A scene from Saturday's final of the 2019 Eurovision Song Competition held in Tel Aviv, Israel. (Andres Putting)

The Netherlands Conquers Politicized Eurovision Song Competition

Organizers might punish Iceland contestants for displaying Palestinian flags; attendees divided over Madonna performance

The Netherlands’ Duncan Lawrence has won the 2019 Eurovision Song Contest, beating out 25 other performers in Saturday night’s final in Tel Aviv.

After the fans’ votes were tallied, Lawrence finished with 492 points, enough to bring home his country’s first crown since 1975. Italy’s act came in second place (465 points), ahead of Russia’s entrant who rounded out the top three (369 points). Israel’s competitor, Kobi Marimi, came in 23rd place overall.

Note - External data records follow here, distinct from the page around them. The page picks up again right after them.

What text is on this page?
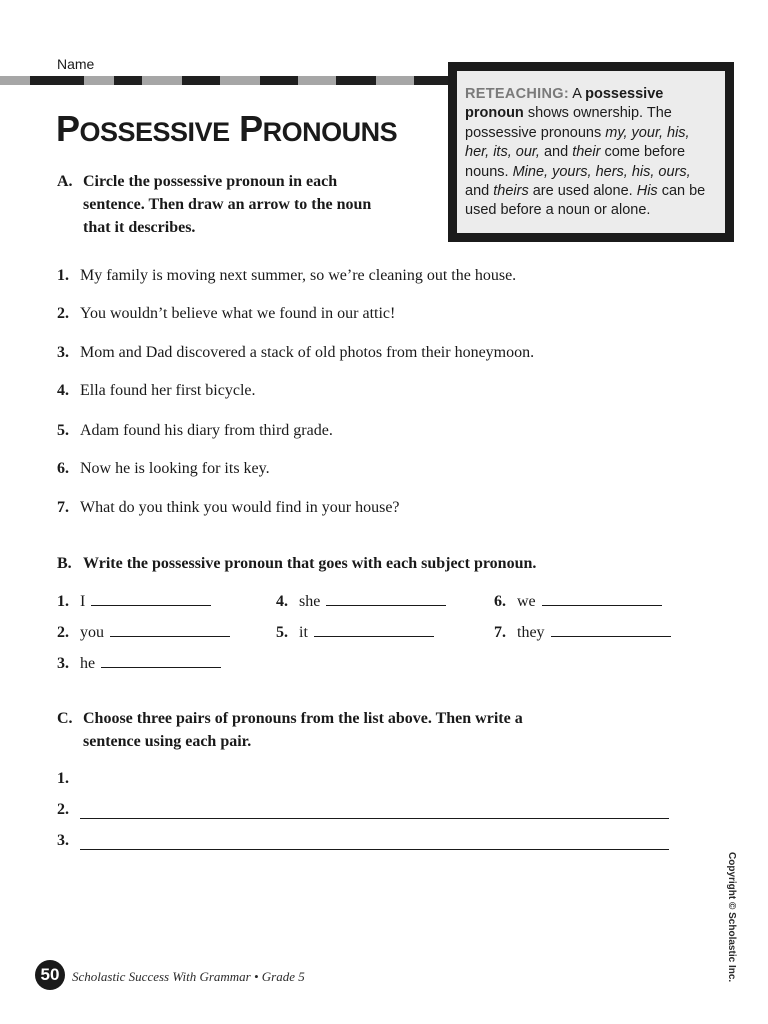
Name
POSSESSIVE PRONOUNS
RETEACHING: A possessive pronoun shows ownership. The possessive pronouns my, your, his, her, its, our, and their come before nouns. Mine, yours, hers, his, ours, and theirs are used alone. His can be used before a noun or alone.
A. Circle the possessive pronoun in each
sentence. Then draw an arrow to the noun
that it describes.
1. My family is moving next summer, so we’re cleaning out the house.
2. You wouldn’t believe what we found in our attic!
3. Mom and Dad discovered a stack of old photos from their honeymoon.
4. Ella found her first bicycle.
5. Adam found his diary from third grade.
6. Now he is looking for its key.
7. What do you think you would find in your house?
B. Write the possessive pronoun that goes with each subject pronoun.
1. I
2. you
3. he
4. she
5. it
6. we
7. they
C. Choose three pairs of pronouns from the list above. Then write a
sentence using each pair.
1.
2.
3.
Copyright © Scholastic Inc.
50 Scholastic Success With Grammar • Grade 5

Forty-one nations participated in the annual extravaganza, whose estimated Saturday television audience of nearly 200 million people was treated to a guest appearance by Madonna. However, the Material Girl ruffled some feathers after effectively politicizing her performance by having side-by-side dancers, one sporting a costume bearing an Israeli flag and the other a get-up depicting the Palestinian flag, embrace on stage.

Iceland’s contestants also held up Palestinian flags during the voting process.

Dr. Dean Vuletic, a Eurovision expert and historian at the University of Vienna who attended Thursday’s semi-finals in Israel, believes the European Broadcasting Union (EBU), which manages the event, could punish Iceland for defying the company’s policies.

“The [EBU] can issue warnings, a fine, [or] even ban Iceland,” Vuletic told The Media Line, before qualifying that Reykjavik would likely only get a slap on the wrist. “Eurovision has always been a platform for political and social messages so the fact that it was also drawn into the Israeli-Palestinian conflict this year is really nothing new,” he explained.

Vuletic also praised local planners for putting on a good show, even while expressing reserved criticism about certain elements of this year’s competition.

“The city had a very lively atmosphere,” he stressed, “but I have to say that the biggest mistake made by the organizers was the high ticket prices—they were just so much higher than anywhere I’ve ever been before.” Vuletic added that “accommodation prices were also very high a few months before the contest and all of a sudden they went down. I definitely noticed that there were fewer tourists and fewer fans because of the prices.”

Finally, he deemed it a mistake to have invited Madonna to perform, as “she was paid a lot of money for that.”

Indeed, Canadian-Israeli billionaire Sylvan Adams shelled out a reported $1 million for the music icon’s appearance fee.

“Madonna was the worst performance….[and] many people were [left] disappointed,” Noa, a Tel Aviv resident, recounted to The Media Line.

Nevertheless she said “the show was great, the atmosphere was great” and, overall, “people were dancing and had a really nice evening.”

Still others were impressed by the superstar power Madonna brought to a competition that is relatively unknown outside of Europe.

“[I] like that she came [because] it adds global musicians and expands Eurovision to other markets in the world,” Nir Kouris, former CEO of the Israel-Netherlands Chamber of Commerce and Industry, told The Media Line. “We shouldn’t put the key focus on [the politics], what was good about the show was non-political.

“It was a celebration,” he elaborated, “there were tons of people and there was lot of energy and excitement.”

Kouris was happy The Netherlands won the contest, an outcome he predicted.

“I heard the song and I just knew this was a great [act],” he said. “I represent the Dutch community in Israel. Amsterdam and Tel Aviv are twin cities.”

Eurovision took place in Israel by virtue of Netta Barzilai’s victory in the 2018 event.